Но они были! Перед Ферусом лежал ворох листов — бесценная добыча похода. Разобрав их, Учитель немедля навьючил всех грудами огромных чисел, которые надо было превращать в еще более огромные. Они трудились над этим, подгоняемые неистовым стариком, поднявшим руку на духов холода. Он раскричался на Паланта, когда тому понадобилось куда-то отлучиться. Знаток сокрушенно кивал, принимая упреки в суетности и нерадивости, потом взгромоздился на лохматую лошадку и ускакал.
Возвратясь через три дня, он глянул на Ора, словно видит его впервые, и пробурчал нечто насчет гиев, хитрых, как лисы, и скрытных, как Чаа — бог с рыбьей головой. Остаток дня Палант путал числа, напевал себе под нос, виновато косясь на утонувших в подсчетах собратьев.
Певица купила дом в одном дне пути от Долины Древа. Здесь она отдыхала, сюда приезжал Палант — добрый, все понимающий и все еще не верящий в поздно пришедшее счастье.
Получив весть о его возвращении с Зирутана, Тейя примчалась туда, обогнав своего ответного голубя. В первый день Палант отказался говорить о путешествии. Он сыт льдами, вулканами, подсчетами! Но мало-помалу пришло время рассказов, в которых немалое место занял Ор, а через несколько дней и связанные с ним тайные планы.
— Послушай! — однажды перебила его певица. — Ведь моего защитника тоже звали Ором. А вдруг это он?
— Вряд ли, — возразил Палант, — Ор частое имя у гиев. И потом, твой был из рода Куропатки, а этот из Лебедя…
— Это он, он! — закричала певица. — Ну, конечно, он узнал тебя — и боялся. Ведь тогда эти Куропатки…
— Да, — согласился потрясенный Палант, — скорее всего это действительно он.
— Это как песня! — прошептала Тейя.
— Только ее нельзя петь, если не хочешь накормить коршунов!
— Я спою ее для четверых. Но сперва надо дать ей хороший конец! Скажи, если я привезу эту девушку, ты сможешь ее укрыть?
— Это легче всего. Сделаем ее переписчицей листов во Внешнем Круге. Искать ее там никто не додумается.
— Отлично! К следующей встрече разузнай у Ора все что можно о ней, ее семье, общине.

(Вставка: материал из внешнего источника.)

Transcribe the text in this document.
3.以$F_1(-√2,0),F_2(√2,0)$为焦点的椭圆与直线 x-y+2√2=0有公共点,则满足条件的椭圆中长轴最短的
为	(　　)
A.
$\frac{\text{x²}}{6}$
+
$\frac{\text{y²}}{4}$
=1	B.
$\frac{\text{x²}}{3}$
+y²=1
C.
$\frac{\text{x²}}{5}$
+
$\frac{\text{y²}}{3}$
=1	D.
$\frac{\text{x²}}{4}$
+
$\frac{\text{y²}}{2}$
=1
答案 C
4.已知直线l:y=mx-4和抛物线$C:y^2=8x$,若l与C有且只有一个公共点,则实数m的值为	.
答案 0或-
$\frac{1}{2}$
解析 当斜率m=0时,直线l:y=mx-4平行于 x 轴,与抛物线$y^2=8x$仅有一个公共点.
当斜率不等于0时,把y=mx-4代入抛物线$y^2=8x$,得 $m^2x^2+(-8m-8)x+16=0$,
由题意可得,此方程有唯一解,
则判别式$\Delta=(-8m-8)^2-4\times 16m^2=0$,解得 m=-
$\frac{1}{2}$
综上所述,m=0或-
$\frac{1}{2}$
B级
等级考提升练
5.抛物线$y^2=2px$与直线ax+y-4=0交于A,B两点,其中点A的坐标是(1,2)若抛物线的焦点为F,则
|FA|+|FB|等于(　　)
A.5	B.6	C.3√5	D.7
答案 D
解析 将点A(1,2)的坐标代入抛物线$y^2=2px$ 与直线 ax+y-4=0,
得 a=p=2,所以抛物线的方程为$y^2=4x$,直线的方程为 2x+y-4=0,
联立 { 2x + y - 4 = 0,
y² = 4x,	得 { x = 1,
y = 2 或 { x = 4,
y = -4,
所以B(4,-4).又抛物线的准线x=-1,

Дальше — моя забота!
Почти луну они считали числа, несли их Ферусу, получали другие. Как-то вечером старик собрал у всех законченные подсчеты и не дал новых. Утром он, опоздав к омовению, вышел с красными глазами и помахал перед ожидающими Палантом и учениками листом, на котором не просохла краска: «На десять локтей мельче можно делать Канал!»
— Всего-то! — огорчился Сцлунг.
— Это год работы! — сказал старик. — Это значит, в конце второго лета Канал может быть завершен.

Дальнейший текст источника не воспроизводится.